All good Paul, no probs with Kanga, far from it, but I know what you mean.
Thanks.
Thanks Steve… Whether paul walter was referring to me or not is moot, but nonetheless, I totally reject the label ‘troll’ being slapped on my forehead and in all my years of commenting online I’ve never been accused as such of that odious title…. apart from an American redneck some twenty years ago who I wound up to the extent he said he was going to come to Australia and hunt me down.
We’re good, you know that.
Good God, Canguro, you are the LAST person here I would call a troll.
But I’ve enjoyed some of the exchanges- better than some for depth.
If it will make any of you feel better, a tutor once called me out for being “prolixious”.
I forgave her, but only just…
Thanks paul, it’s appreciated!
On September 17th, 1959, the president of the USSR, Nikita Khrushchev, addressed the United Nations in New York and called for multilateral disarmament over a four-year timeframe as a means towards ensuring global peace and stability. The following day, the NYSE plunged $1.7 billion dollars in value.

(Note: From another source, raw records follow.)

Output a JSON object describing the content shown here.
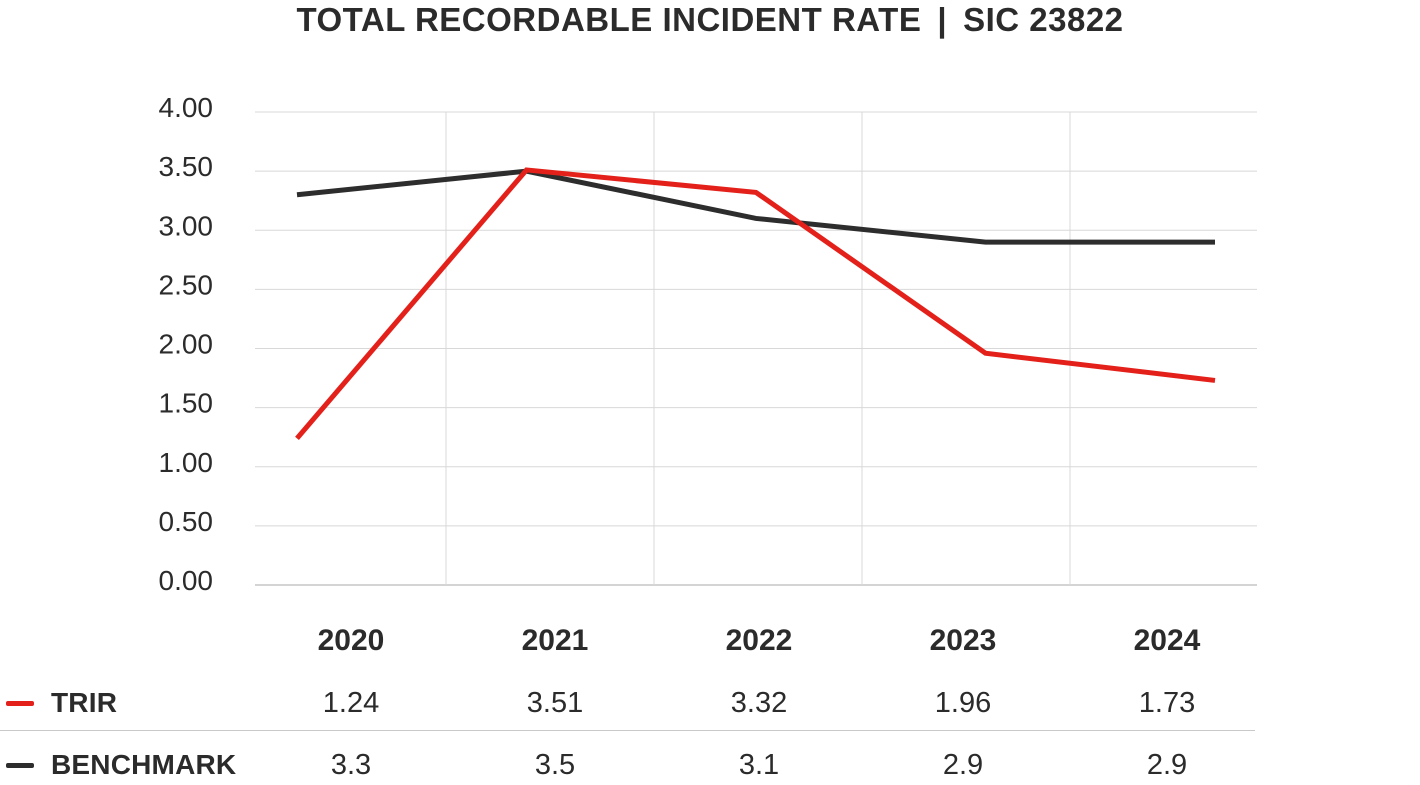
{
  "title": {
    "main": "TOTAL RECORDABLE INCIDENT RATE",
    "separator": "|",
    "code": "SIC 23822"
  },
  "colors": {
    "trir_red": "#e3211a",
    "benchmark_black": "#2d2d2d",
    "grid": "#d8d8d8",
    "baseline": "#c6c6c6",
    "text": "#2b2b2b",
    "divider": "#c9c9c9"
  },
  "chart_data": {
    "type": "line",
    "title": "TOTAL RECORDABLE INCIDENT RATE | SIC 23822",
    "categories": [
      "2020",
      "2021",
      "2022",
      "2023",
      "2024"
    ],
    "series": [
      {
        "name": "TRIR",
        "color": "#e3211a",
        "values": [
          1.24,
          3.51,
          3.32,
          1.96,
          1.73
        ],
        "display_values": [
          "1.24",
          "3.51",
          "3.32",
          "1.96",
          "1.73"
        ]
      },
      {
        "name": "BENCHMARK",
        "color": "#2d2d2d",
        "values": [
          3.3,
          3.5,
          3.1,
          2.9,
          2.9
        ],
        "display_values": [
          "3.3",
          "3.5",
          "3.1",
          "2.9",
          "2.9"
        ]
      }
    ],
    "y_axis": {
      "min": 0,
      "max": 4,
      "step": 0.5,
      "tick_labels": [
        "4.00",
        "3.50",
        "3.00",
        "2.50",
        "2.00",
        "1.50",
        "1.00",
        "0.50",
        "0.00"
      ]
    },
    "grid": true,
    "legend_position": "bottom-left"
  }
}
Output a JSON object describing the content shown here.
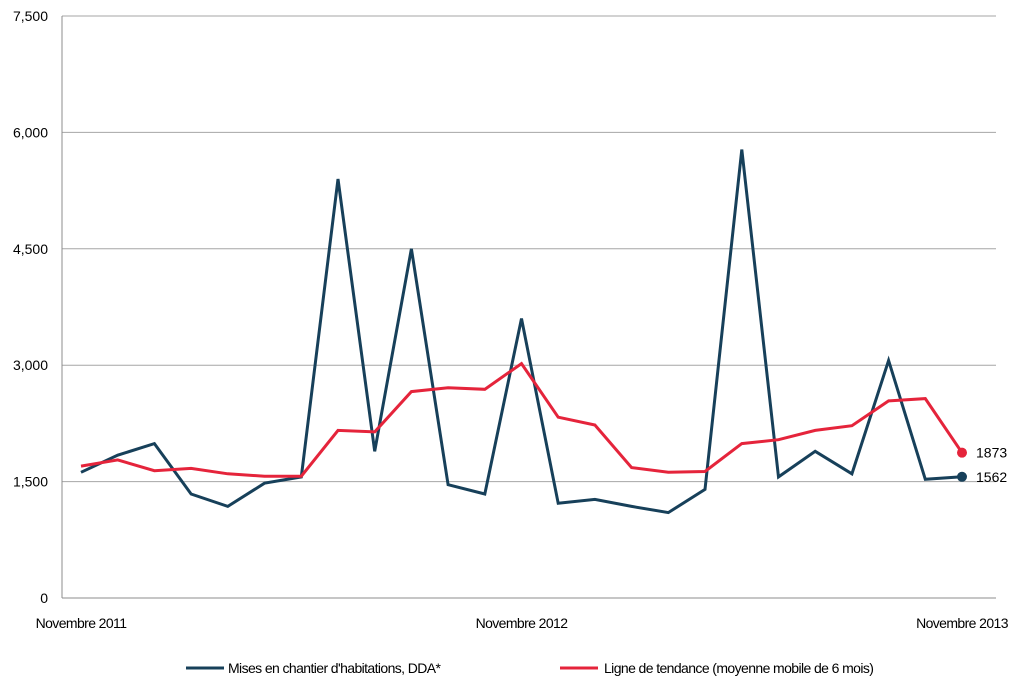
{
  "chart_data": {
    "type": "line",
    "title": "",
    "xlabel": "",
    "ylabel": "",
    "ylim": [
      0,
      7500
    ],
    "yticks": [
      0,
      1500,
      3000,
      4500,
      6000,
      7500
    ],
    "ytick_labels": [
      "0",
      "1,500",
      "3,000",
      "4,500",
      "6,000",
      "7,500"
    ],
    "x_tick_labels": [
      {
        "index": 0,
        "label": "Novembre 2011"
      },
      {
        "index": 12,
        "label": "Novembre 2012"
      },
      {
        "index": 24,
        "label": "Novembre 2013"
      }
    ],
    "grid": true,
    "legend_position": "bottom",
    "series": [
      {
        "name": "Mises en chantier d'habitations, DDA*",
        "color": "#17405a",
        "values": [
          1620,
          1840,
          1990,
          1340,
          1180,
          1480,
          1560,
          5400,
          1890,
          4500,
          1460,
          1340,
          3600,
          1220,
          1270,
          1180,
          1100,
          1400,
          5780,
          1560,
          1890,
          1600,
          3060,
          1530,
          1562
        ],
        "end_label": "1562"
      },
      {
        "name": "Ligne de tendance (moyenne mobile de 6 mois)",
        "color": "#e5243b",
        "values": [
          1700,
          1780,
          1640,
          1670,
          1600,
          1570,
          1570,
          2160,
          2140,
          2660,
          2710,
          2690,
          3020,
          2330,
          2230,
          1680,
          1620,
          1630,
          1990,
          2040,
          2160,
          2220,
          2540,
          2570,
          1873
        ],
        "end_label": "1873"
      }
    ]
  }
}
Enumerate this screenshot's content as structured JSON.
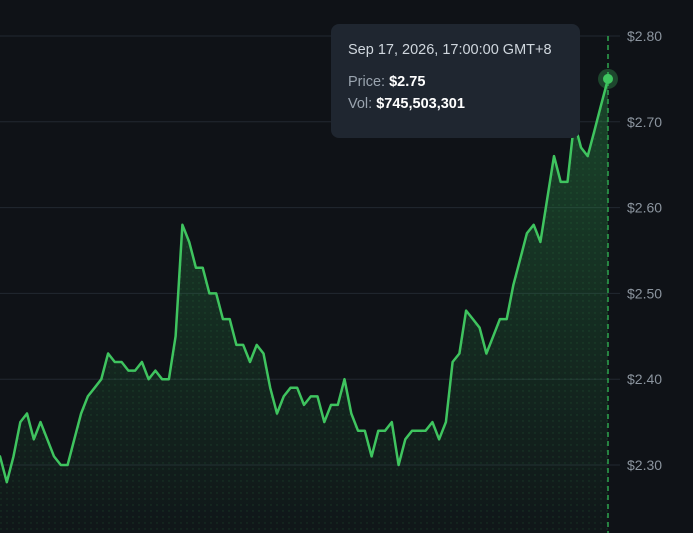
{
  "chart_data": {
    "type": "area",
    "title": "",
    "xlabel": "",
    "ylabel": "",
    "y_ticks": [
      "$2.30",
      "$2.40",
      "$2.50",
      "$2.60",
      "$2.70",
      "$2.80"
    ],
    "y_tick_values": [
      2.3,
      2.4,
      2.5,
      2.6,
      2.7,
      2.8
    ],
    "ylim": [
      2.22,
      2.84
    ],
    "grid": true,
    "line_color": "#3fc45f",
    "series": [
      {
        "values": [
          2.31,
          2.28,
          2.31,
          2.35,
          2.36,
          2.33,
          2.35,
          2.33,
          2.31,
          2.3,
          2.3,
          2.33,
          2.36,
          2.38,
          2.39,
          2.4,
          2.43,
          2.42,
          2.42,
          2.41,
          2.41,
          2.42,
          2.4,
          2.41,
          2.4,
          2.4,
          2.45,
          2.58,
          2.56,
          2.53,
          2.53,
          2.5,
          2.5,
          2.47,
          2.47,
          2.44,
          2.44,
          2.42,
          2.44,
          2.43,
          2.39,
          2.36,
          2.38,
          2.39,
          2.39,
          2.37,
          2.38,
          2.38,
          2.35,
          2.37,
          2.37,
          2.4,
          2.36,
          2.34,
          2.34,
          2.31,
          2.34,
          2.34,
          2.35,
          2.3,
          2.33,
          2.34,
          2.34,
          2.34,
          2.35,
          2.33,
          2.35,
          2.42,
          2.43,
          2.48,
          2.47,
          2.46,
          2.43,
          2.45,
          2.47,
          2.47,
          2.51,
          2.54,
          2.57,
          2.58,
          2.56,
          2.61,
          2.66,
          2.63,
          2.63,
          2.7,
          2.67,
          2.66,
          2.69,
          2.72,
          2.75
        ]
      }
    ]
  },
  "tooltip": {
    "timestamp": "Sep 17, 2026, 17:00:00 GMT+8",
    "price_label": "Price:",
    "price_value": "$2.75",
    "vol_label": "Vol:",
    "vol_value": "$745,503,301"
  },
  "colors": {
    "background": "#0f1217",
    "grid": "#222831",
    "tooltip_bg": "#1f2630",
    "accent": "#3fc45f"
  }
}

Pretty much tells you all you need to know about priorities in the USA, where profit trumps all and the armaments industries have been elevated to the status of revered entities.
Above reference excerpted from the 2024 documentary, Soundtrack to a Coup d’Etat, which, as is so often the case, is a case study in western exploitation of Third World countries, showcasing as it does the willingness of western powers to usurp democratically elected governments who fail to toady to Uncle Sam or his European flunkies.
Having regard to Canguro’s comment “…about priorities in the USA”, (with which I agree), a good mate – considerably better informed than myself, sent me the link below to a long article on the causes of the current conflict, the subject of this thread.
https://janataweekly.org/the-war-in-ukraine-a-history-how-the-u-s-exploited-fractures-in-the-post-soviet-order/
It took me well over an hour to digest the article (helped by a large pot of tea), but the effort was worthwhile. The fact that the article appears in “India’s oldest Socialist Weekly!” might be sufficient to deter some readers; but I respectfully suggest perseverance.
Julian, that’s a great article, and a great resource.
It’s helpful when links are provided to sources.
Following links can turn up unexpected treasures.